Jing Li,Zhijie Sun,Dachao Lin,Xuan He,Yi Lin,Binfan Zheng,Li Zeng,Rongqian Zhao,Xin Chen
2024-08-30
Abstract:Mixture-of-Experts (MoE) architectures have emerged as a paradigm-shifting approach for large language models (LLMs), offering unprecedented computational efficiency. However, these architectures grapple with challenges of token distribution imbalance and expert homogenization, impeding optimal semantic generalization. We introduce a novel framework that redefines MoE routing through affinity-driven active selection. The innovations for the framework encompass: (1) A rigorous formulation of expert-token affinity metrics. (2) An adaptive bidirectional selection mechanism leveraging resonance between experts and tokens. (3) Theoretical derivation and experimental evidence of reduced expert capacity bounds under dynamic token distribution evolution. It is also integrated with orthogonal feature extraction module and an optimized loss function for expert localization. Our theoretical analysis demonstrates that this approach mitigates expert homogenization while enabling substantial capacity boundary reduction. Experimental validation corroborates these findings: it achieves a 40% reduction in token processed by each expert without compromising model convergence or efficacy. When coupled with communication optimizations, the training efficiency improvements of 5.4% to 46.6% can be observed. After supervised fine-tuning, it exhibits performance gains of 9.7% to 14.1% across GDAD, C-Eval, and TeleQnA benchmarks.
Computation and Language
What problem does this paper attempt to address?

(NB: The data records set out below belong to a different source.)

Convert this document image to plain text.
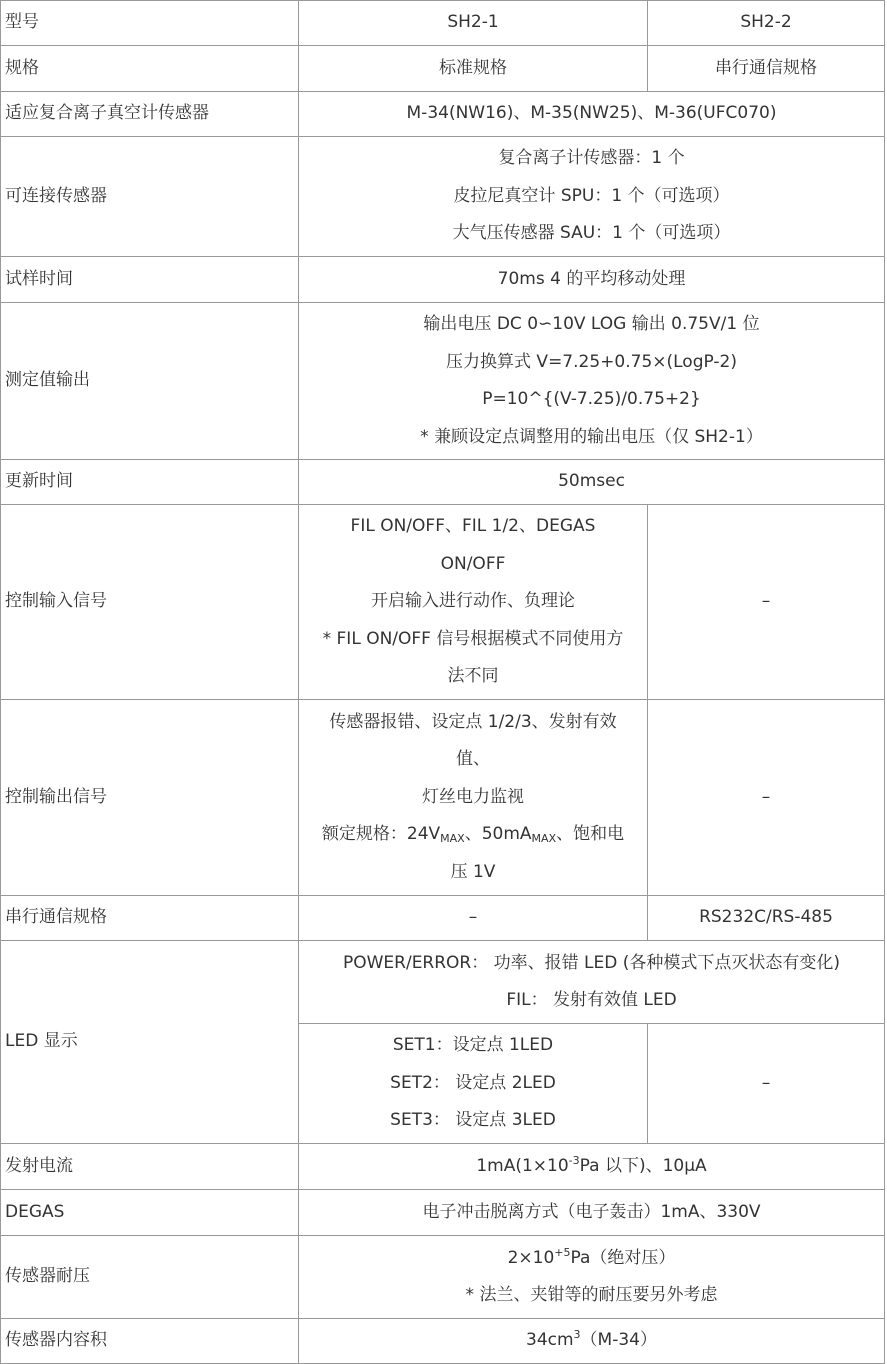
型号	SH2-1	SH2-2
规格	标准规格	串行通信规格
适应复合离子真空计传感器	M-34(NW16)、M-35(NW25)、M-36(UFC070)	
可连接传感器	复合离子计传感器：1 个
皮拉尼真空计 SPU：1 个（可选项）
大气压传感器 SAU：1 个（可选项）	

试样时间	70ms 4 的平均移动处理	
测定值输出	输出电压 DC 0∽10V LOG 输出 0.75V/1 位
压力换算式 V=7.25+0.75×(LogP-2)
P=10^{(V-7.25)/0.75+2}
* 兼顾设定点调整用的输出电压（仅 SH2-1）	

更新时间	50msec	
控制输入信号	FIL ON/OFF、FIL 1/2、DEGAS
ON/OFF
开启输入进行动作、负理论
* FIL ON/OFF 信号根据模式不同使用方
法不同	–
控制输出信号	传感器报错、设定点 1/2/3、发射有效
值、
灯丝电力监视
额定规格：$24V_{MAX}$、$50mA_{MAX}$、饱和电
压 1V	–
串行通信规格	–	RS232C/RS-485
LED 显示	POWER/ERROR： 功率、报错 LED (各种模式下点灭状态有变化)
FIL： 发射有效值 LED	

	SET1：设定点 1LED
SET2： 设定点 2LED
SET3： 设定点 3LED	–
发射电流	$1mA(1\times 10^{-3}Pa$ 以下)、10μA	
DEGAS	电子冲击脱离方式（电子轰击）1mA、330V	
传感器耐压	$2\times 10^{+5}Pa$（绝对压）
* 法兰、夹钳等的耐压要另外考虑	

传感器内容积	$34cm^3(M-34)$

The paper attempts to address two main challenges in the Mixture-of-Experts (MoE) architecture within large-scale language models (LLMs): **uneven token distribution** and **expert homogenization**. These challenges hinder the model's optimal generalization ability in terms of semantics. Specifically: 1. **Uneven token distribution**: In traditional MoE models, some experts may become overloaded due to being assigned too many tokens, while other experts may not receive sufficient training. This "winner-takes-all" phenomenon can lead to a decline in model performance. 2. **Expert homogenization**: Due to the limitations of token allocation strategies, different experts may learn similar features, thereby reducing the model's diversity and generalization ability. To address these issues, the paper proposes a new framework—**Affinity-Driven Active Selection Mechanism (Expert-Token Resonance)**. The main innovations of this framework include: 1. **Strict expert-token affinity measurement formula**: By calculating the cosine similarity between tokens and experts to define the affinity score, it better guides the router to focus on different types of tokens, reducing the tendency towards homogenization. 2. **Bidirectional expert-token selection mechanism**: Combining the Expert Choice Router (ECR) and Token Choice Router (TCR), it allows each expert to select the most suitable tokens for processing based on the affinity score, thereby increasing the success rate of training. 3. **Adaptive expert capacity boundary**: By setting an adaptive affinity threshold, the lower limit of expert capacity can be significantly reduced. As the number of training iterations increases, the information density of token features gradually increases, causing the expert capacity to first decrease and then stabilize, ultimately greatly improving the training efficiency of MoE. Experimental results show that this method achieves significant performance improvements in multiple benchmarks, such as GDAD, C-Eval, and TeleQnA, with performance increases ranging from 9.7% to 14.1%. Additionally, this method can also improve training efficiency on Ascend clusters of different scales, with a maximum improvement of 46.6%.